In classic literature, authors would take paragraphs, even chapters to introduce you to the main character and often give a complete family background and history. They’d tell you everything they could. And, readers would dutifully hang in there and read it all. Why? Because there weren’t a million other things vying for their attention. In the 19th Century, there weren’t TVs, Smartphones, Computers, or Social Media. No, folks who could read sat and read by candlelight through the long dark winters. They memorized passages. They talked with others about the books they’d read. And, because most had few books, they re-read everything many times.
Things are different today. Readers (and everyone else) has been influenced by TV, Movies, and Media in all forms. We have shorter attention spans. We want to be caught up and immersed before we have time to think about anything else.
Writers need to be aware of this, conscious of the desires and needs of readers. There’s plenty of time in a novel-length work to share the issues that got the main character into the chase scene or the murder or the moment of change that is setting off the story into motion. Readers expect to be immersed into the story from the very first paragraph.
In writer terms, this is called: in medias res … narrative that beings in the middle of the plot, in the middle of the action.
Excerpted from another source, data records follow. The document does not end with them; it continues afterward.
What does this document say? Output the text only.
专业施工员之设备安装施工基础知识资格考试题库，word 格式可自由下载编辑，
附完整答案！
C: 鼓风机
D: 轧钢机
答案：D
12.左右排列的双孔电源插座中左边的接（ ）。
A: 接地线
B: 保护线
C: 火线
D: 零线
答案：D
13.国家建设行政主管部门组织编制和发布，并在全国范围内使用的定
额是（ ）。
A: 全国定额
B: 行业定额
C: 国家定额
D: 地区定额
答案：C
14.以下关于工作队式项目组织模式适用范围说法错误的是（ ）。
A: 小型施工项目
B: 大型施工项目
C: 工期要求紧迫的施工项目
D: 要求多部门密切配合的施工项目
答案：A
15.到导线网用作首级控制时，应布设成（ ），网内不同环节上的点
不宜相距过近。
By all means, write out the family history and the background of your main character and all the other characters, too. But, in the second or third draft, find a spot where your story kicks into high gear, the moment that changes the protagonists direction in life, the moment just before or as they leap off a cliff. That’s the place to begin and capture your reader. Once captured, feel free to tell the reader all about your main character and their parental relationships…say in chapter six.